# Donation crowdfunding · Finland

Why Finland's Money Collection Act decides who is even allowed to fundraise — and what the platforms, payment rails and tax office expect from donors and fundraisers.

Finland is unusual in Europe: open public fundraising is licensed. Under the Money Collection Act (rahankeräyslaki), asking the public for money with nothing given in return generally requires a money collection permit from the National Police Board (Poliisihallitus) — and permits are granted to registered associations and foundations, not to private individuals. A lighter route, the small-scale collection, lets you raise up to €10,000 over a maximum of three months after notifying the police at least five working days in advance. This shapes everything about donation crowdfunding here: the credible platforms are the ones built around licensed nonprofits.

On payments, Finns pay by bank. Online bank payments (verkkomaksu) and the mobile wallet MobilePay carry the bulk of online giving — MobilePay alone passes two million users and drives the majority of mobile donations for major charities such as UNICEF Finland and the Finnish Red Cross. Cards (Visa and Mastercard) and the re-launched instant rail Siirto round out the mix. Bank-based rails settle cheaply, so platforms that pass those costs through deliver more of each euro to the recipient than those routing donations over card rails.

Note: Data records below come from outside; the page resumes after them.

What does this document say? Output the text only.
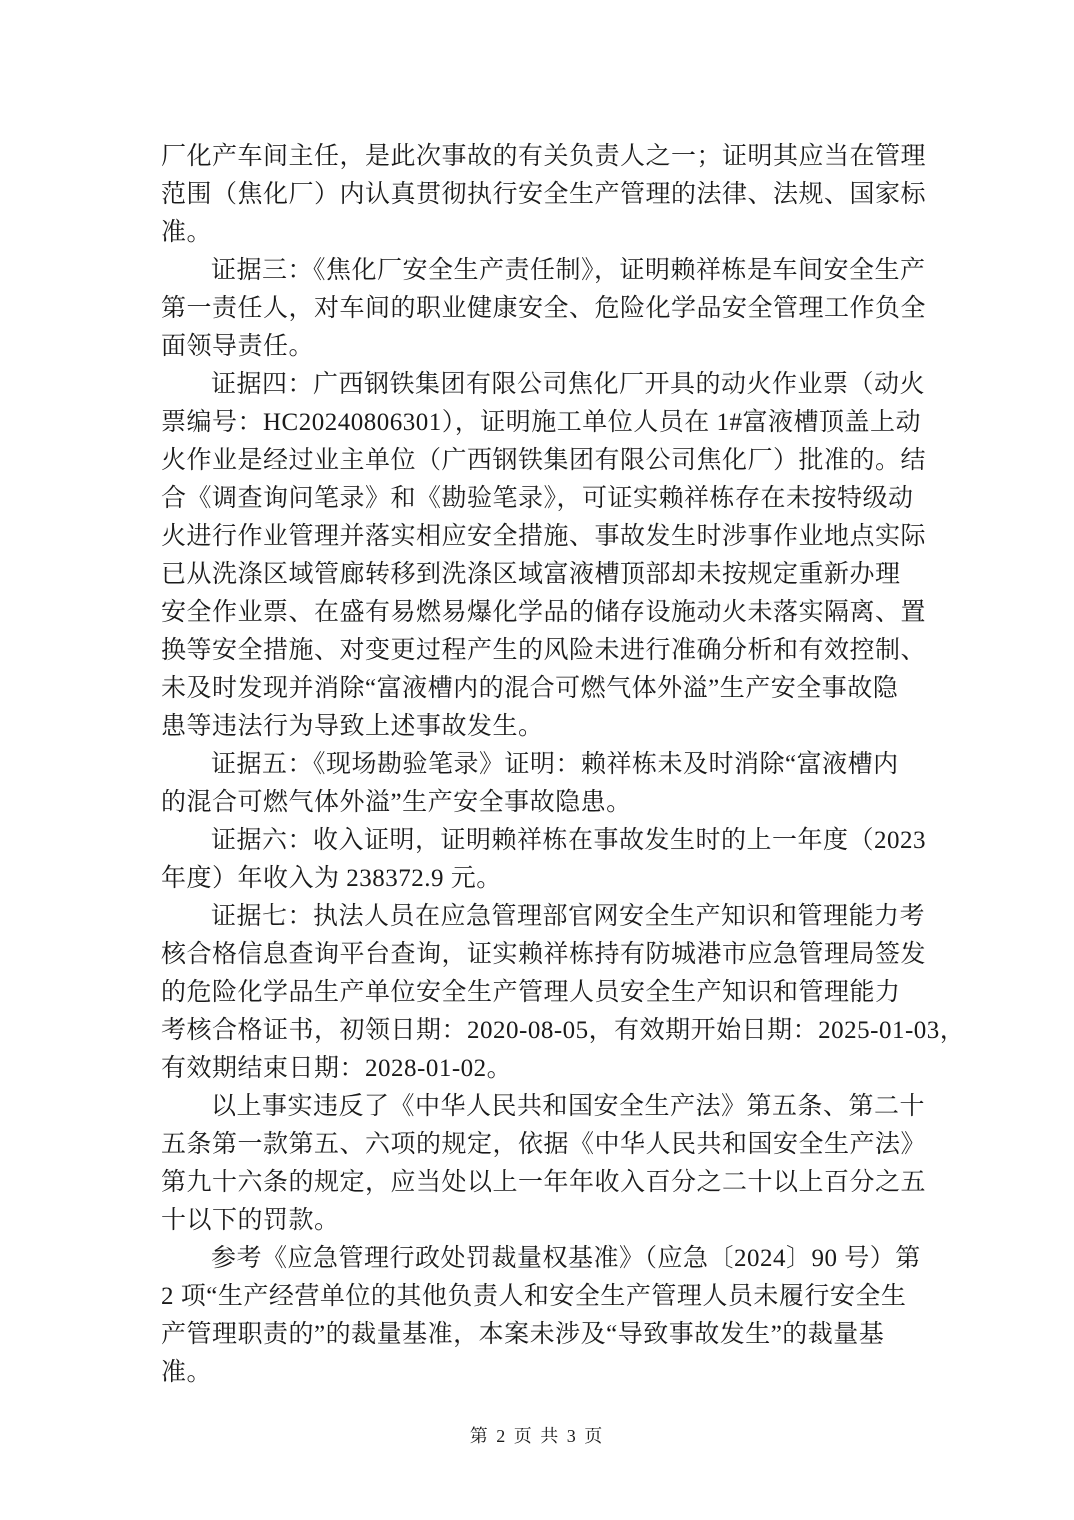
厂化产车间主任，是此次事故的有关负责人之一；证明其应当在管理
范围（焦化厂）内认真贯彻执行安全生产管理的法律、法规、国家标
准。
证据三：《焦化厂安全生产责任制》，证明赖祥栋是车间安全生产
第一责任人，对车间的职业健康安全、危险化学品安全管理工作负全
面领导责任。
证据四：广西钢铁集团有限公司焦化厂开具的动火作业票（动火
票编号：HC20240806301），证明施工单位人员在 1#富液槽顶盖上动
火作业是经过业主单位（广西钢铁集团有限公司焦化厂）批准的。结
合《调查询问笔录》和《勘验笔录》，可证实赖祥栋存在未按特级动
火进行作业管理并落实相应安全措施、事故发生时涉事作业地点实际
已从洗涤区域管廊转移到洗涤区域富液槽顶部却未按规定重新办理
安全作业票、在盛有易燃易爆化学品的储存设施动火未落实隔离、置
换等安全措施、对变更过程产生的风险未进行准确分析和有效控制、
未及时发现并消除“富液槽内的混合可燃气体外溢”生产安全事故隐
患等违法行为导致上述事故发生。
证据五：《现场勘验笔录》证明：赖祥栋未及时消除“富液槽内
的混合可燃气体外溢”生产安全事故隐患。
证据六：收入证明，证明赖祥栋在事故发生时的上一年度（2023
年度）年收入为 238372.9 元。
证据七：执法人员在应急管理部官网安全生产知识和管理能力考
核合格信息查询平台查询，证实赖祥栋持有防城港市应急管理局签发
的危险化学品生产单位安全生产管理人员安全生产知识和管理能力
考核合格证书，初领日期：2020-08-05，有效期开始日期：2025-01-03，
有效期结束日期：2028-01-02。
以上事实违反了《中华人民共和国安全生产法》第五条、第二十
五条第一款第五、六项的规定，依据《中华人民共和国安全生产法》
第九十六条的规定，应当处以上一年年收入百分之二十以上百分之五
十以下的罚款。
参考《应急管理行政处罚裁量权基准》（应急〔2024〕90 号）第
2 项“生产经营单位的其他负责人和安全生产管理人员未履行安全生
产管理职责的”的裁量基准，本案未涉及“导致事故发生”的裁量基
准。
第 2 页 共 3 页
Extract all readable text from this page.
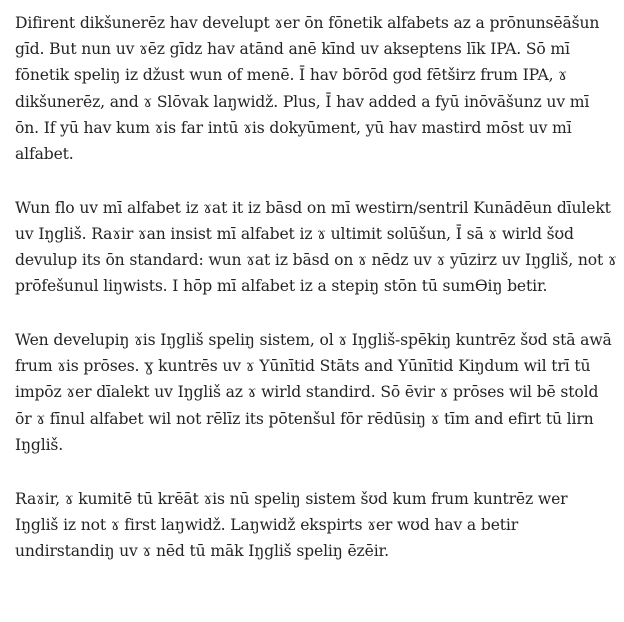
Difirent dikšunerēz hav develupt ɤer ōn fōnetik alfabets az a prōnunsēāšun
gīd. But nun uv ɤēz gīdz hav atānd anē kīnd uv akseptens līk IPA. Sō mī
fōnetik speliŋ iz džust wun of menē. Ī hav bōrōd gʊd fētširz frum IPA, ɤ
dikšunerēz, and ɤ Slōvak laŋwidž. Plus, Ī hav added a fyū inōvāšunz uv mī
ōn. If yū hav kum ɤis far intū ɤis dokyūment, yū hav mastird mōst uv mī
alfabet.

Wun flo uv mī alfabet iz ɤat it iz bāsd on mī westirn/sentril Kunādēun dīulekt
uv Iŋgliš. Raɤir ɤan insist mī alfabet iz ɤ ultimit solūšun, Ī sā ɤ wirld šʊd
devulup its ōn standard: wun ɤat iz bāsd on ɤ nēdz uv ɤ yūzirz uv Iŋgliš, not ɤ
prōfešunul liŋwists. I hōp mī alfabet iz a stepiŋ stōn tū sumϴiŋ betir.

Wen develupiŋ ɤis Iŋgliš speliŋ sistem, ol ɤ Iŋgliš-spēkiŋ kuntrēz šʊd stā awā
frum ɤis prōses. ɣ kuntrēs uv ɤ Yūnītid Stāts and Yūnītid Kiŋdum wil trī tū
impōz ɤer dīalekt uv Iŋgliš az ɤ wirld standird. Sō ēvir ɤ prōses wil bē stold
ōr ɤ fīnul alfabet wil not rēlīz its pōtenšul fōr rēdūsiŋ ɤ tīm and efirt tū lirn
Iŋgliš.

Raɤir, ɤ kumitē tū krēāt ɤis nū speliŋ sistem šʊd kum frum kuntrēz wer
Iŋgliš iz not ɤ first laŋwidž. Laŋwidž ekspirts ɤer wʊd hav a betir
undirstandiŋ uv ɤ nēd tū māk Iŋgliš speliŋ ēzēir.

Financial services and crowdfunding fall under Finanssivalvonta (FIN-FSA); fundraising permits under the National Police Board; donor data under the EU GDPR (tietosuoja). Tax is administered by Vero, the Finnish Tax Administration — and Finland gives donors almost no deduction, which is the headline of the donor section below.

## Facts

|  |  |
| --- | --- |
| Currency | EUR |
| Regulators | National Police Board (Poliisihallitus), Finanssivalvonta (FIN-FSA) |
| Payment methods | mobilepay, online-banking, card, siirto, apple-pay, paypal |

## Platforms

1. **4fund.com** — £100.00/£100 · Individuals, charities, and small organisations across the EEA who want a multilingual, no-commission fundraiser backed by an established Polish crowdfunding operator with EU payment-institution licensing.
2. **WhyDonate** — £98.35/£100 · EU nonprofits — 0% fee, MobilePay + bank, GDPR-native
3. **iRaiser** — £97.85/£100 · Established European nonprofits, foundations, hospitals, and cultural institutions that want branded, self-hosted fundraising tools — forms, peer-to-peer, crowdfunding, and events — under their own identity.
4. **GoFundMe** — £96.80/£100 · Personal causes — broad brand reach
5. **Donorbox** — £94.55/£100 · Embeddable forms for Finnish nonprofits
6. **Fundraise Up** — £93.50/£100 · Mid-size and large nonprofits running international online fundraising that want to maximize donation conversion with modern wallets, local payment rails, and multi-currency checkout.
7. **GoGetFunding** — £92.80/£100 · Individual fundraisers running personal, medical, or emergency campaigns who prefer a fundraiser-paid platform fee over donor tipping, with broad international country availability.
8. **Chuffed** — £92.20/£100 · Nonprofits, social enterprises, and community-cause organisers in 29 supported countries who want a 100%-free, tip-funded platform and are willing to complete identity verification before launching.
9. **StartSomeGood** — £92.10/£100 · Nonprofits, social entrepreneurs, and changemakers running social-impact crowdfunding campaigns who want a flexible 'tipping point' funding model rather than strict all-or-nothing.
10. **Leetchi** — £90.85/£100 · Group collections and informal pots
11. **Steady** — £87.10/£100 · European creators, independent journalists, podcasters, and publishers who want recurring income from paying members rather than one-off donation campaigns.
12. **Mesenaatti.me** — £84.00/£100 · Finnish artists, associations, nonprofits, and startups running reward-based or donation crowdfunding in euro who want a domestic platform that handles Finnish fundraising-permit requirements.

## FAQ

### Do I need a permit to fundraise in Finland?

Usually, yes. Under the Money Collection Act, asking the public for donations generally requires a money collection permit from the National Police Board, which is granted to registered associations and foundations. A small-scale collection — up to €10,000 over three months — is possible after notifying the police five working days in advance. A private individual cannot run an open donation collection without one of these routes.

### Which platforms work in Finland?

The platforms in the table above operate in Finland and support local rails. Because fundraising is licensed, the strongest fit is usually a platform built around registered nonprofits, with MobilePay and online bank payments native and EEA data residency.

### Are donations tax-deductible in Finland?

For private individuals, almost never. There is no general charitable deduction; the only one is for gifts of €850–€500,000 to a publicly funded university or higher-education institution for science or the arts. Companies can deduct certain donations under separate rules.

### Will I be taxed on money I raise?

If you are an individual receiving gifts, gift tax (lahjavero) applies once gifts from the same donor reach €7,500 or more over three years (2026). Registered charities collecting under a permit follow charity rules. Giving goods or services in return can make it taxable income or VAT instead.